Insight is a new way of seeing a problem, a new awareness or understanding. It becomes possible when a problem is first recognized, then addressed and considered in different ways. Insight can lead to discovery and innovation and that is usually a good thing.
Writing teams are made up of people from various parts of an organization who all have different specialities. Members can offer multiple views of a problem. In theory, sharing these views sets the conditions for insight to occur. People working in teams or groups could gain insight from collaboration on one project, and what they learn could benefit another aspect of the organization’s business with process and product innovation.
Yet, in large teams, it is unlikely that collaboration will take place at all. This was the finding of research into team behaviour at 15 multinational organizations by Lynda Gratton and Tamara J. Erickson. It is described in “Eight Ways to Build Collaborative Teams,” in the Harvard Business Review of November 2007. In the absence of any other influences, members of large, complex teams are less likely
to share knowledge freely, to learn from one another, to shift workloads flexibly to break up unexpected bottlenecks, to help one another complete jobs and meet deadlines, and to share resources—in other words, to collaborate. They are less likely to say that they “sink or swim” together, want one another to succeed, or view their goals as compatible.
Let me know if collaboration at your large organization runs more smoothly. No organization I know of reaps the benefits of collaboration among staff without supporting it in meaningful ways. Gratton and Erickson describe eight ways to support collaboration, such as training, cultural shifts, leadership role models, building trust, and mentoring.
Their research shows that while there is an expectation in organizations that staff will work and write together, they are not actually doing much collaborating. Furthermore, if organizations are not supporting collaboration, they may not be prepared to manage and harness the energy it generates. It can be frustrating to gain insight and not be able to share it effectively. We may be involved in a team at any of five levels on the collaborative continuum:
- Networking is an exchange of information.
- Coordination is an informal sharing of information and activities for a common goal.
- Cooperation is a deeper integration of efforts and activities for a shared purpose.
- True collaboration is the fullest sharing of all project elements—aims, activities, risks, and rewards.
- Convergence is a mature collaboration, where the processes become routine and all elements are seamlessly integrated.
You can monitor what kind of teamwork is required of you based on the degree of sharing and activity integration you must provide. How fully do you need to share in the goal of the project? It has often been a surprise to me to find out that no one on a writing project has the same goals and target audience in mind as I do. I do some work to gain perspective on what others on the team understand is required of us: I ask others about the project’s aims; I may describe the aims the way I see things and listen to how others see things.
By asking about the expectations, we can learn a lot about what level is required and meet it accordingly.

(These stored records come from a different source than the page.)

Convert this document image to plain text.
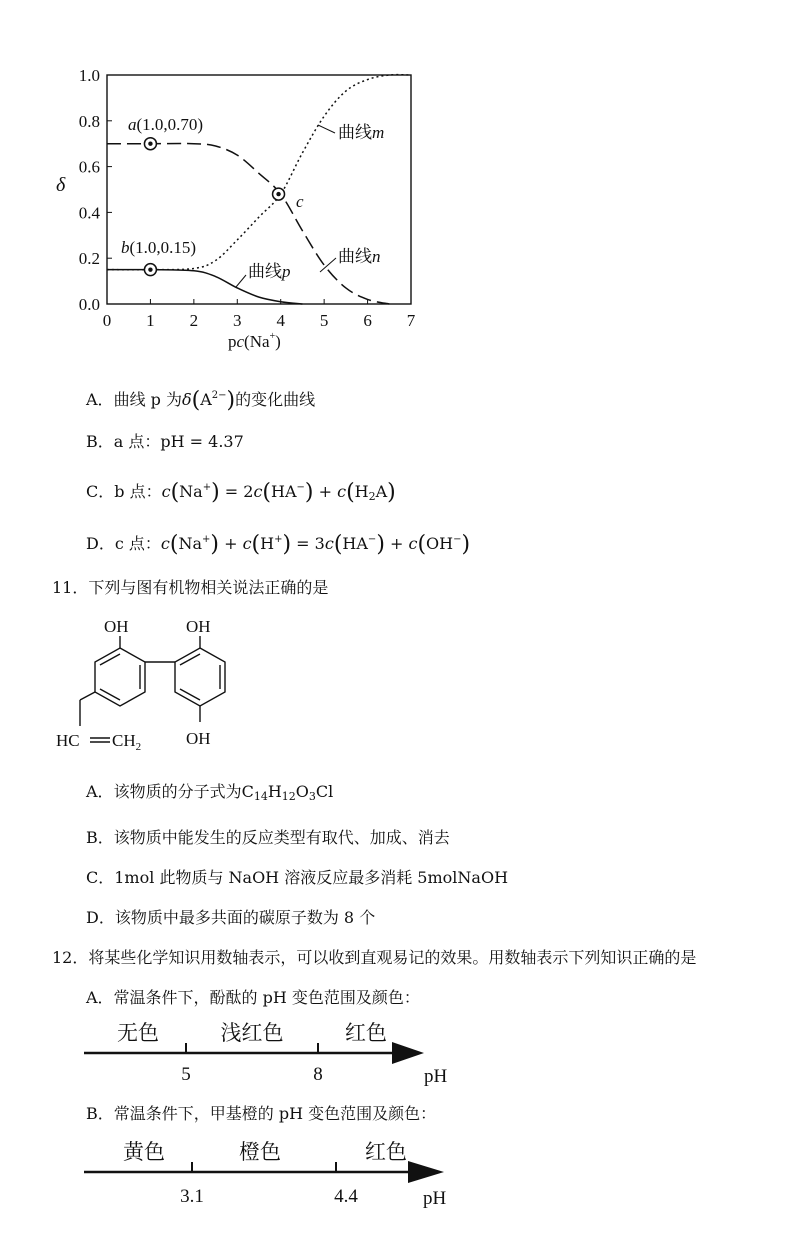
0 1 2 3 4 5 6 7
0.0
0.2
0.4
0.6
0.8
1.0
δ
pc(Na+)
a(1.0,0.70)
b(1.0,0.15)
c
曲线m
曲线n
曲线p
A．曲线 p 为$\delta(A^{2-})$的变化曲线
B．a 点：pH = 4.37
C．b 点：$c(Na^+) = 2c(HA^-) + c(H_2A)$
D．c 点：c(Na+) + c(H+) = 3c(HA−) + c(OH−)
11．下列与图有机物相关说法正确的是
OH	OH
OH
HC $CH_2$
A．该物质的分子式为$C_{14}H_{12}O_3Cl$
B．该物质中能发生的反应类型有取代、加成、消去
C．1mol 此物质与 NaOH 溶液反应最多消耗 5molNaOH
D．该物质中最多共面的碳原子数为 8 个
12．将某些化学知识用数轴表示，可以收到直观易记的效果。用数轴表示下列知识正确的是
A．常温条件下，酚酞的 pH 变色范围及颜色：
无色	浅红色	红色
5	8	pH
B．常温条件下，甲基橙的 pH 变色范围及颜色：
黄色	橙色	红色
3.1	4.4	pH
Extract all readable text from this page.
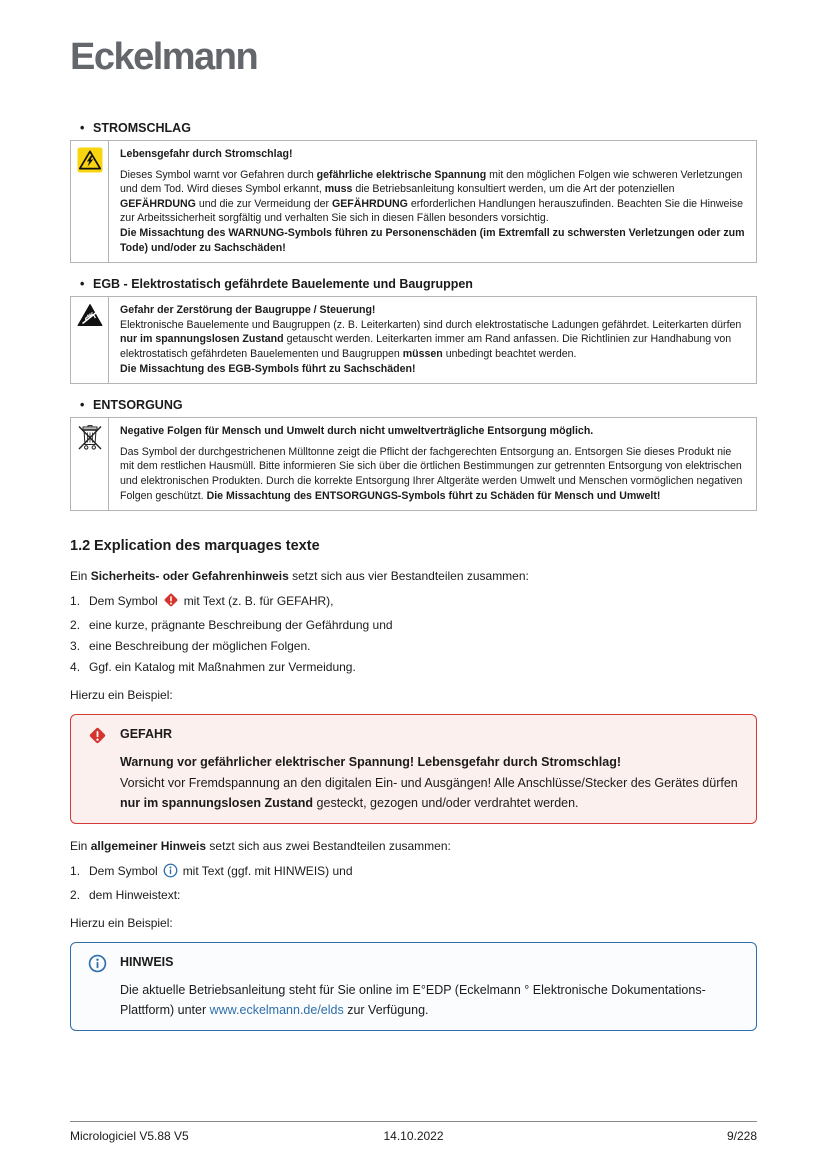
Eckelmann
• STROMSCHLAG
Lebensgefahr durch Stromschlag!
Dieses Symbol warnt vor Gefahren durch gefährliche elektrische Spannung mit den möglichen Folgen wie schweren Verletzungen und dem Tod. Wird dieses Symbol erkannt, muss die Betriebsanleitung konsultiert werden, um die Art der potenziellen GEFÄHRDUNG und die zur Vermeidung der GEFÄHRDUNG erforderlichen Handlungen herauszufinden. Beachten Sie die Hinweise zur Arbeitssicherheit sorgfältig und verhalten Sie sich in diesen Fällen besonders vorsichtig.
Die Missachtung des WARNUNG-Symbols führen zu Personenschäden (im Extremfall zu schwersten Verletzungen oder zum Tode) und/oder zu Sachschäden!
• EGB - Elektrostatisch gefährdete Bauelemente und Baugruppen
Gefahr der Zerstörung der Baugruppe / Steuerung!
Elektronische Bauelemente und Baugruppen (z. B. Leiterkarten) sind durch elektrostatische Ladungen gefährdet. Leiterkarten dürfen nur im spannungslosen Zustand getauscht werden. Leiterkarten immer am Rand anfassen. Die Richtlinien zur Handhabung von elektrostatisch gefährdeten Bauelementen und Baugruppen müssen unbedingt beachtet werden.
Die Missachtung des EGB-Symbols führt zu Sachschäden!
• ENTSORGUNG
Negative Folgen für Mensch und Umwelt durch nicht umweltverträgliche Entsorgung möglich.
Das Symbol der durchgestrichenen Mülltonne zeigt die Pflicht der fachgerechten Entsorgung an. Entsorgen Sie dieses Produkt nie mit dem restlichen Hausmüll. Bitte informieren Sie sich über die örtlichen Bestimmungen zur getrennten Entsorgung von elektrischen und elektronischen Produkten. Durch die korrekte Entsorgung Ihrer Altgeräte werden Umwelt und Menschen vormöglichen negativen Folgen geschützt. Die Missachtung des ENTSORGUNGS-Symbols führt zu Schäden für Mensch und Umwelt!
1.2 Explication des marquages texte

Ein Sicherheits- oder Gefahrenhinweis setzt sich aus vier Bestandteilen zusammen:

Dem Symbol mit Text (z. B. für GEFAHR),
eine kurze, prägnante Beschreibung der Gefährdung und
eine Beschreibung der möglichen Folgen.
Ggf. ein Katalog mit Maßnahmen zur Vermeidung.

Hierzu ein Beispiel:

GEFAHR
Warnung vor gefährlicher elektrischer Spannung! Lebensgefahr durch Stromschlag!
Vorsicht vor Fremdspannung an den digitalen Ein- und Ausgängen! Alle Anschlüsse/Stecker des Gerätes dürfen nur im spannungslosen Zustand gesteckt, gezogen und/oder verdrahtet werden.

Ein allgemeiner Hinweis setzt sich aus zwei Bestandteilen zusammen:

Dem Symbol mit Text (ggf. mit HINWEIS) und
dem Hinweistext:

Hierzu ein Beispiel:

HINWEIS
Die aktuelle Betriebsanleitung steht für Sie online im E°EDP (Eckelmann ° Elektronische Dokumentations-Plattform) unter www.eckelmann.de/elds zur Verfügung.
Micrologiciel V5.88 V5	14.10.2022	9/228
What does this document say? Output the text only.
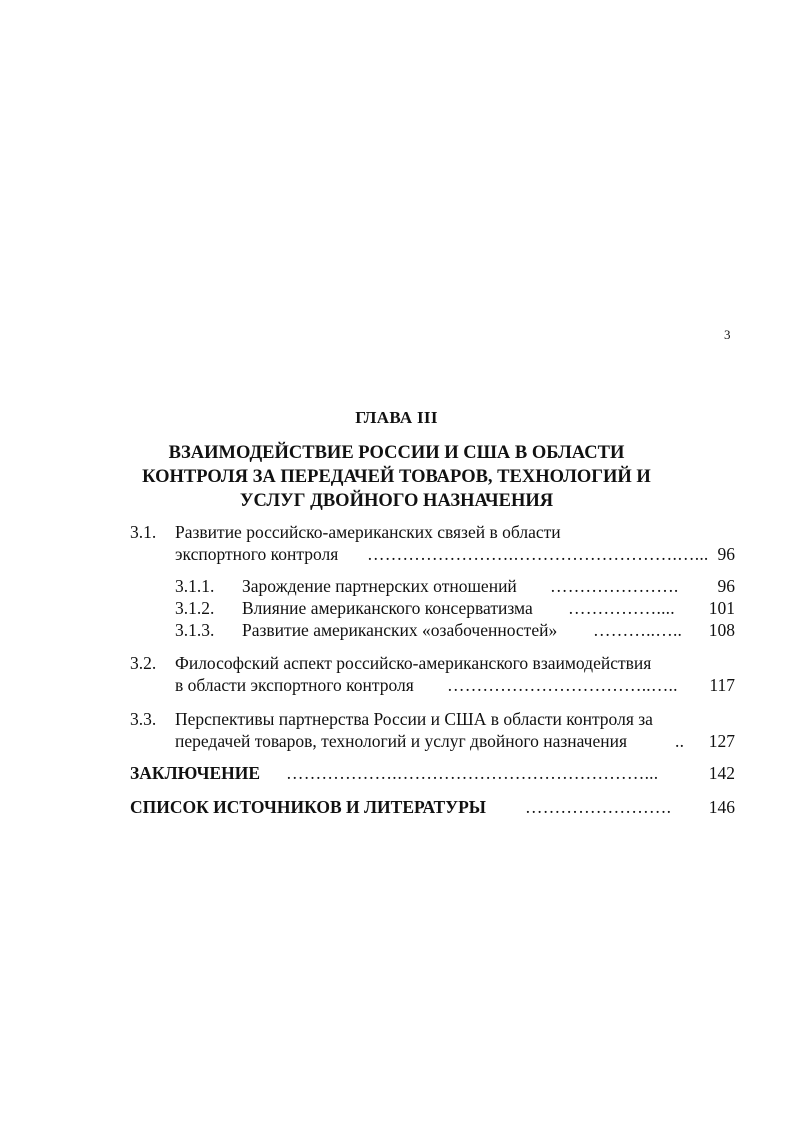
3
ГЛАВА III
ВЗАИМОДЕЙСТВИЕ РОССИИ И США В ОБЛАСТИ
КОНТРОЛЯ ЗА ПЕРЕДАЧЕЙ ТОВАРОВ, ТЕХНОЛОГИЙ И
УСЛУГ ДВОЙНОГО НАЗНАЧЕНИЯ
3.1. Развитие российско-американских связей в области
экспортного контроля …………………….……………………….…... 96
3.1.1. Зарождение партнерских отношений ………………….	96
3.1.2. Влияние американского консерватизма ……………....	101
3.1.3. Развитие американских «озабоченностей» ………..…..	108
3.2. Философский аспект российско-американского взаимодействия
в области экспортного контроля ……………………………..…..	117
3.3. Перспективы партнерства России и США в области контроля за
передачей товаров, технологий и услуг двойного назначения	..	127
ЗАКЛЮЧЕНИЕ ……………….……………………………………...	142
СПИСОК ИСТОЧНИКОВ И ЛИТЕРАТУРЫ …………………….	146
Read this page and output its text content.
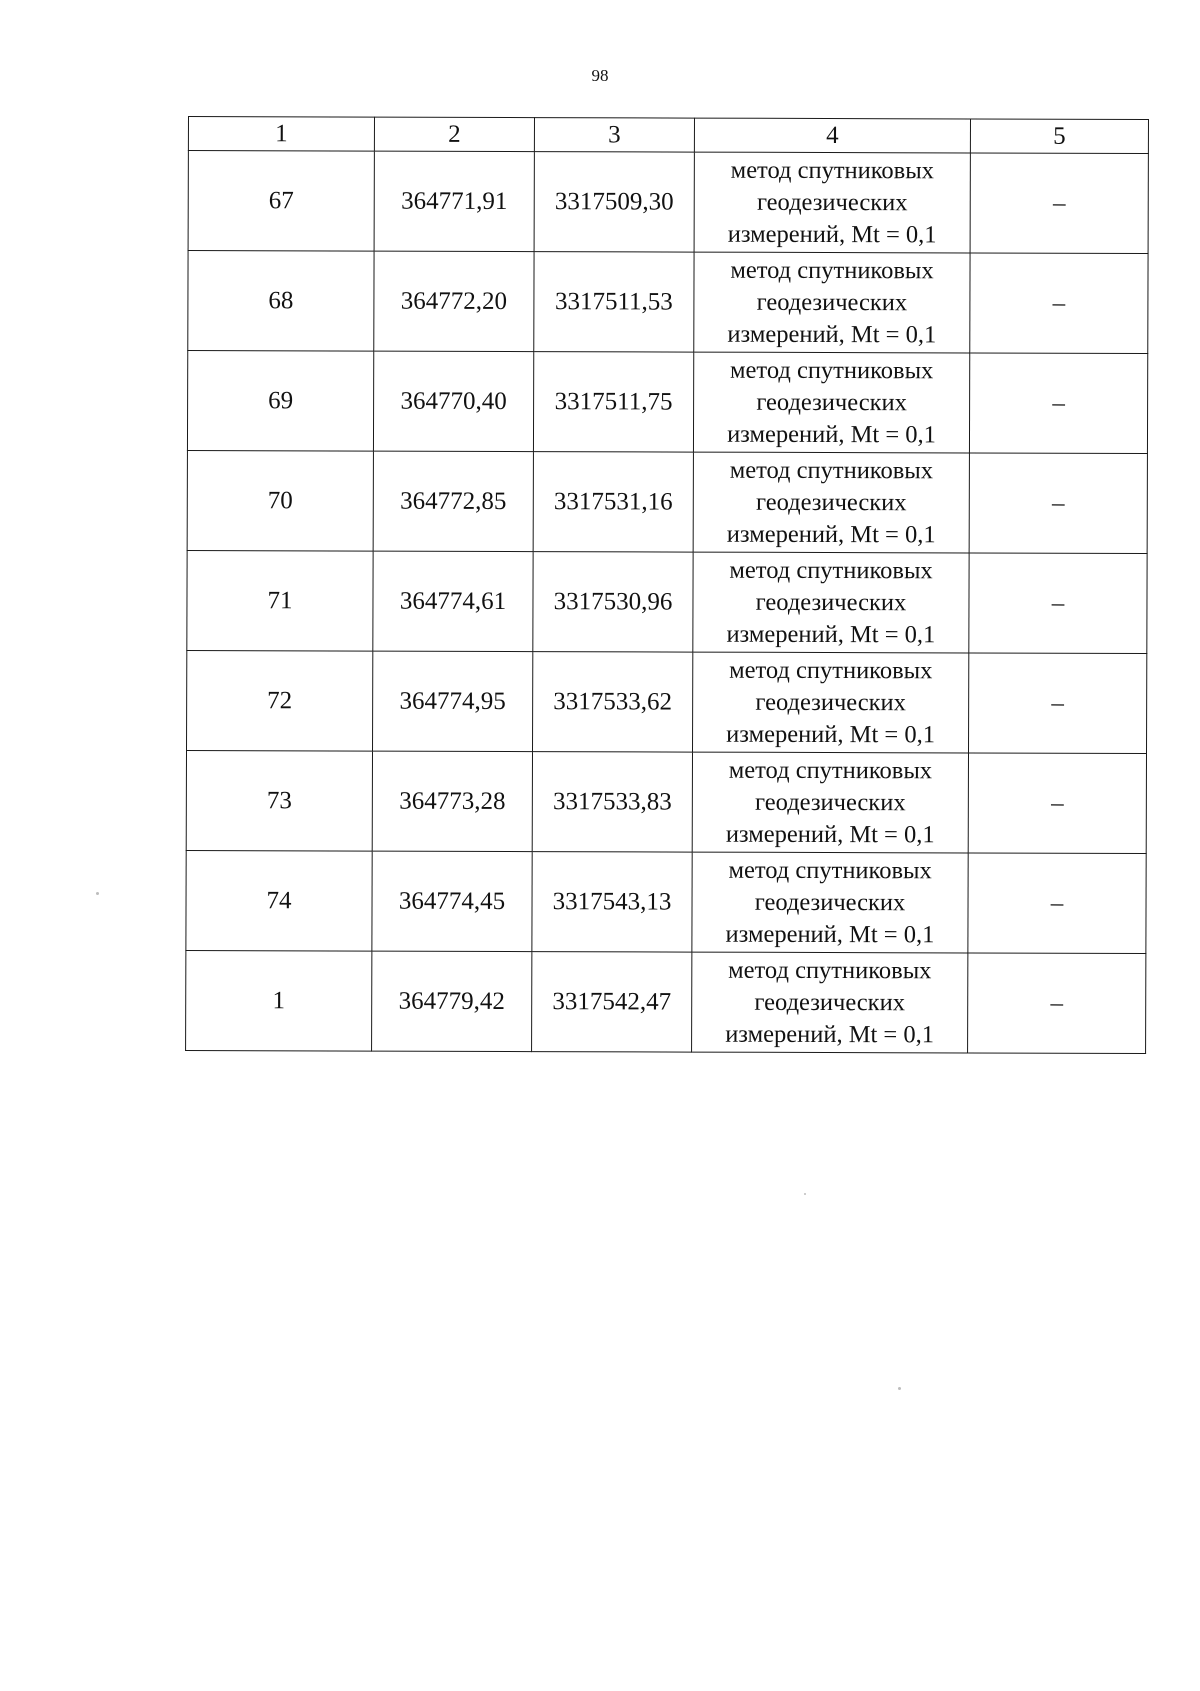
98
1	2	3	4	5
67	364771,91	3317509,30	метод спутниковых геодезических измерений, Mt = 0,1	–
68	364772,20	3317511,53	метод спутниковых геодезических измерений, Mt = 0,1	–
69	364770,40	3317511,75	метод спутниковых геодезических измерений, Mt = 0,1	–
70	364772,85	3317531,16	метод спутниковых геодезических измерений, Mt = 0,1	–
71	364774,61	3317530,96	метод спутниковых геодезических измерений, Mt = 0,1	–
72	364774,95	3317533,62	метод спутниковых геодезических измерений, Mt = 0,1	–
73	364773,28	3317533,83	метод спутниковых геодезических измерений, Mt = 0,1	–
74	364774,45	3317543,13	метод спутниковых геодезических измерений, Mt = 0,1	–
1	364779,42	3317542,47	метод спутниковых геодезических измерений, Mt = 0,1	–
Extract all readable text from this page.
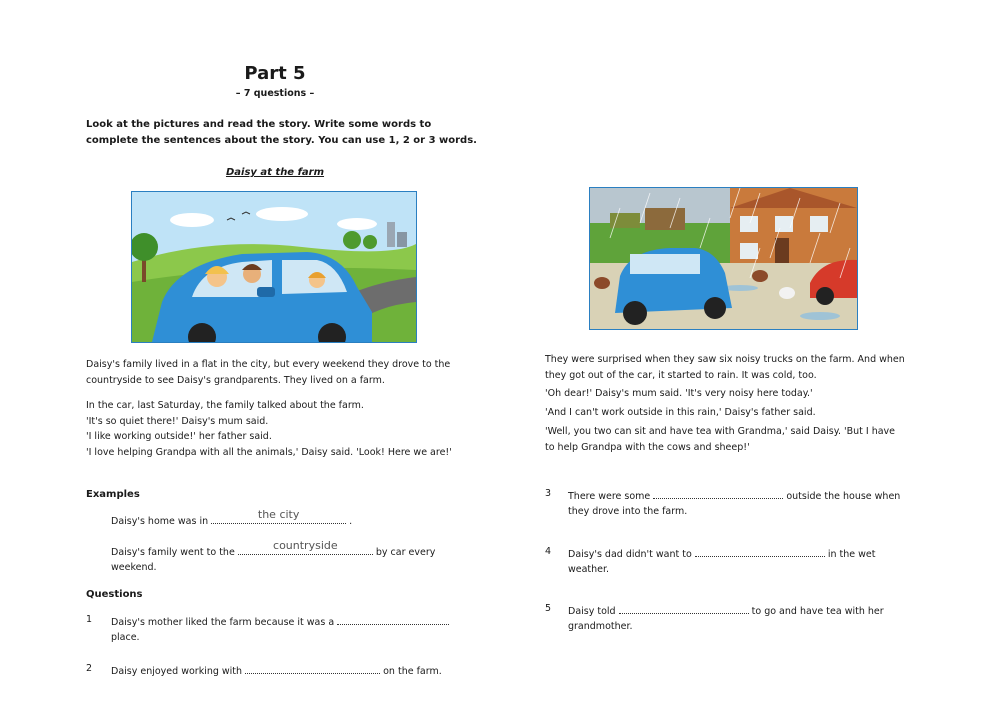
Part 5
– 7 questions –
Look at the pictures and read the story. Write some words to complete the sentences about the story. You can use 1, 2 or 3 words.
Daisy at the farm
Daisy's family lived in a flat in the city, but every weekend they drove to the countryside to see Daisy's grandparents. They lived on a farm.
In the car, last Saturday, the family talked about the farm.
'It's so quiet there!' Daisy's mum said.
'I like working outside!' her father said.
'I love helping Grandpa with all the animals,' Daisy said. 'Look! Here we are!'
They were surprised when they saw six noisy trucks on the farm. And when they got out of the car, it started to rain. It was cold, too.
'Oh dear!' Daisy's mum said. 'It's very noisy here today.'
'And I can't work outside in this rain,' Daisy's father said.
'Well, you two can sit and have tea with Grandma,' said Daisy. 'But I have to help Grandpa with the cows and sheep!'
Examples
Daisy's home was in
the city
.
Daisy's family went to the
countryside
by car every
weekend.
Questions
1 Daisy's mother liked the farm because it was a
place.
2 Daisy enjoyed working with	on the farm.
3 There were some	outside the house when
they drove into the farm.
4 Daisy's dad didn't want to	in the wet
weather.
5 Daisy told	to go and have tea with her
grandmother.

And if it is my role to manage the project, I check what kind of support there is for its aims. The support of the organization for a project and the collaborative effort to complete it creates the forum for sharing the insight gained during the process.
If the collaboration is not supported at other levels of the organization, the insight gained will not enrich the organization, its people, and its customers beyond the project itself. No one else learns, and that is not a winning proposition. An organization that supports collaboration ensures continuous learning for staff and its own survival.